Ladies first. Quand elle s’affranchit de ses lunettes à la Nana Mouskouri et défait ses cheveux, Lucia Martin-Carton se révèle une amoureuse inspirée. La voix de la soprano espagnole est jeune encore, mais son interprétation, par exemple, du fameux aria « Lascia la spina », tiré de l’oratorio d’Handel « Il trionfo del Tempo e del Disinganno » (Le triomphe du temps et de la désillusion) est saisissante d’émotion.
Le métier de Léa Desandre apparaît déjà plus assuré. Qu’elle aborde le registre des sentiments exacerbés (Vivaldi) ou celui de la bouffonnerie (Cimarosa, Sarro), la mezzo fait preuve d’une large palette expressive. Dans ce domaine de la drôlerie, le ténor anglais Nicholas Scott se rattrape d’une première partie, ponctuée de quelques ratés. A deux reprises, le haute-contre italien Carlo Vistoli laisse le public suspendu à ses lèvres. D’abord dans l’aria « Ah ! stigie larve, ah !, scelerati spettri ! », où Orlando, le héros de l’opéra d’Handel, perd la raison submergé par la jalousie ; puis dans la cantate de Nicola Porpora, «Oh se fosse il moi core ».

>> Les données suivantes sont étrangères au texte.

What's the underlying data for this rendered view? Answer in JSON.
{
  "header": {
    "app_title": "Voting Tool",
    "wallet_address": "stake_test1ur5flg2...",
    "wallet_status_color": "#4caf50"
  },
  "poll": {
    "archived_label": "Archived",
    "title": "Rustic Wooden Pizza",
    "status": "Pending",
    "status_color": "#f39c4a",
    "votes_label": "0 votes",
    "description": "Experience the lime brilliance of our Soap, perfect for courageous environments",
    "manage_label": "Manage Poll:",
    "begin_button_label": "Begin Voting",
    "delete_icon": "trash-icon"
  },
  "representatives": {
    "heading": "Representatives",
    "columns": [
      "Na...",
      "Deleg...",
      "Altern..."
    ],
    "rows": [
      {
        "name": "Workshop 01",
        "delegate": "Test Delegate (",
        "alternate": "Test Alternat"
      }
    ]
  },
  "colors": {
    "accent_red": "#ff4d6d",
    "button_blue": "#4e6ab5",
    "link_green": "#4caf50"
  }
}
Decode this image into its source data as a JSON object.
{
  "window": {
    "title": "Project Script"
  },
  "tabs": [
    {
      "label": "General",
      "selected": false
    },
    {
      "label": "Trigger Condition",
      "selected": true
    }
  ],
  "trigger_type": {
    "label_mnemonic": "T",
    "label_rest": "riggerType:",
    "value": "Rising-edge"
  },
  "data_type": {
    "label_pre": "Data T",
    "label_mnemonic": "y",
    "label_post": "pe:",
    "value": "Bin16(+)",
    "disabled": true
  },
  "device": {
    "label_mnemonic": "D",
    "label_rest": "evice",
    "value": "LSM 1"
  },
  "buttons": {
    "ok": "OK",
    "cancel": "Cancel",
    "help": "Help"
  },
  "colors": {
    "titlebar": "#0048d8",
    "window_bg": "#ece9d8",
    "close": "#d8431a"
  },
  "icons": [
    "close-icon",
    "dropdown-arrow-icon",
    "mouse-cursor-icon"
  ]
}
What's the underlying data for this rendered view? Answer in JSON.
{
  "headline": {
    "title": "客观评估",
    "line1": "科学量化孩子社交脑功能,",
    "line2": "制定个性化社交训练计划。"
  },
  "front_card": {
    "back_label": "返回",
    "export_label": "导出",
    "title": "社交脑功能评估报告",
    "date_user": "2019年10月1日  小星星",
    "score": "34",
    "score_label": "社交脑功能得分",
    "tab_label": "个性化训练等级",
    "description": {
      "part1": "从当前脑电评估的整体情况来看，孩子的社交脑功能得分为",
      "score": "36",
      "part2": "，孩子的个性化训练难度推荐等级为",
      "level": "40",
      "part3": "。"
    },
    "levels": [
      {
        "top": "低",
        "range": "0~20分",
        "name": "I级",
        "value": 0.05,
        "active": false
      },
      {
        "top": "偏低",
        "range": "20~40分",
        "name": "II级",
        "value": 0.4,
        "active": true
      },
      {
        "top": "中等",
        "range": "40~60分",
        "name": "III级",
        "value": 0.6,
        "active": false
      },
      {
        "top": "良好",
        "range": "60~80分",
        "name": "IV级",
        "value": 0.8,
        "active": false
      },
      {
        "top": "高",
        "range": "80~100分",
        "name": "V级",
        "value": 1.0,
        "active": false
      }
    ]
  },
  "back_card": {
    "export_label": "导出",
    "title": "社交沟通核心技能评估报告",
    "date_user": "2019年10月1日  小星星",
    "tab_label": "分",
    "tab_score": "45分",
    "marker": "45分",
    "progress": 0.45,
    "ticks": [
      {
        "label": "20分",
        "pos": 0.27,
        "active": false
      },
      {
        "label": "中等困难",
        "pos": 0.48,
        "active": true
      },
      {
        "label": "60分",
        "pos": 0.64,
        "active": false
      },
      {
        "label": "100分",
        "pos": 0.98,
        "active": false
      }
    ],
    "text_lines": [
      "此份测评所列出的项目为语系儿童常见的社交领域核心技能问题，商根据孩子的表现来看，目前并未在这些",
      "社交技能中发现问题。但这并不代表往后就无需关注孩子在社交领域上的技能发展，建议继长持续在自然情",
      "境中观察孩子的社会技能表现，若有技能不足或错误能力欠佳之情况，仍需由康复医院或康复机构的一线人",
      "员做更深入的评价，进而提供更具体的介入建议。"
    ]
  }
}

Son compatriote Renaldo Dolchini, à l’instar de Léa Desandre, compte plusieurs atouts dans son jeu de baryton : une réelle présence sur scène, une voix solide, bref une maturité qui lui font entrevoir un vaste répertoire. Enfin, effilé comme un sauteur en hauteur (on le verrait bien en Valentin le Désossé), l’Américain John-Taylor Word ne descend pas jusqu’aux profondeurs des abysses vocales. Toutefois, son phrasé, son sens des nuances, ajoutés à une expressivité scénique en font un interprète à suivre.
C’est bien l’objectif du Jardin des Voix, qui entraîne après ce concert à Caen, ces talents dans une tournée fantastique : Hong-Kong ; Perh, Melbourne et Sydney, en Australie ; Moscou ; Paris à la Philharmonie ; New-York ; enfin, Lucerne. « The Voice » peut aller se rhabiller…
Le 1er mars 2015.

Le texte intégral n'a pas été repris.